(Sharecast News) - Rotork reported a 4% decline in first-half profit on Tuesday as revenues were dented by the Covid-19 pandemic, but the industrial flow control equipment maker reinstated its previously-deferred final dividend for 2019.
Pre-tax profit fell to £50m from £52.2m in the first half of last year, with revenue down 11.1% to £283.2m and order intake 17.1% lower at £300.5m.
Revenues were lower mainly because Covid disrupted production facilities and Rotork Site Services, but rose sequentially through May and June. Meanwhile, the reduction in order intake reflected "a sharp reduction in global economic activity, the strong comparative period and extreme volatility in hydrocarbon prices", it said.

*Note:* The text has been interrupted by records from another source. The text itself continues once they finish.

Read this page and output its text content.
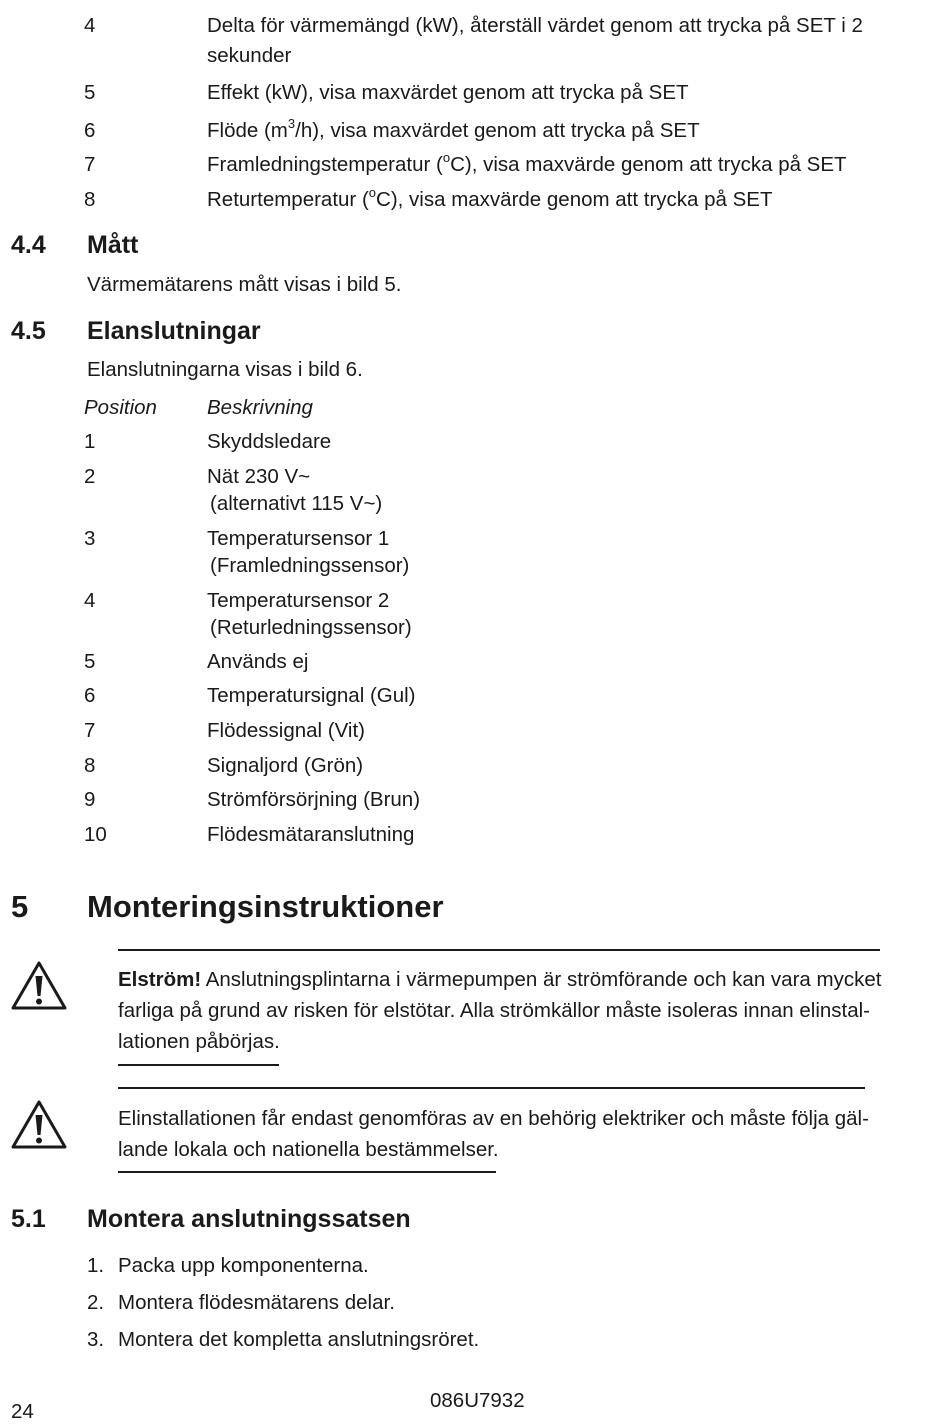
4	Delta för värmemängd (kW), återställ värdet genom att trycka på SET i 2
sekunder
5	Effekt (kW), visa maxvärdet genom att trycka på SET
6	Flöde $(m^3/h)$, visa maxvärdet genom att trycka på SET
7	Framledningstemperatur ($^o$C), visa maxvärde genom att trycka på SET
8	Returtemperatur ($^o$C), visa maxvärde genom att trycka på SET
4.4 Mått
Värmemätarens mått visas i bild 5.
4.5 Elanslutningar
Elanslutningarna visas i bild 6.
Position Beskrivning
1	Skyddsledare
2	Nät 230 V~
(alternativt 115 V~)
3	Temperatursensor 1
(Framledningssensor)
4	Temperatursensor 2
(Returledningssensor)
5	Används ej
6	Temperatursignal (Gul)
7	Flödessignal (Vit)
8	Signaljord (Grön)
9	Strömförsörjning (Brun)
10	Flödesmätaranslutning
5 Monteringsinstruktioner
Elström! Anslutningsplintarna i värmepumpen är strömförande och kan vara mycket
farliga på grund av risken för elstötar. Alla strömkällor måste isoleras innan elinstal-
lationen påbörjas.
Elinstallationen får endast genomföras av en behörig elektriker och måste följa gäl-
lande lokala och nationella bestämmelser.
5.1 Montera anslutningssatsen
1. Packa upp komponenterna.
2. Montera flödesmätarens delar.
3. Montera det kompletta anslutningsröret.
24	086U7932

On the upside, profit margins were 50 basis points higher, benefiting from continued execution of the company's growth acceleration programme, cost mitigation actions, reduced discretionary spend and mix.
The company withdrew its forward guidance for the current year at the end of March due to Covid-19. "We retain this position as considerable uncertainty remains, and therefore we are not announcing a dividend in respect of this period today," said chief executive Kevin Hostetler.
However, it will be paying the previously deferred 2019 final dividend of 3.9p per share.
Hostetler added: "Whilst the outlook for our end markets remains uncertain, we entered the second half with our production facilities operating at close to normal output levels, a solid order book and the considerable flexibility provided by our strong balance sheet. We are confident that we will successfully navigate the current challenges and will be a stronger business going forward."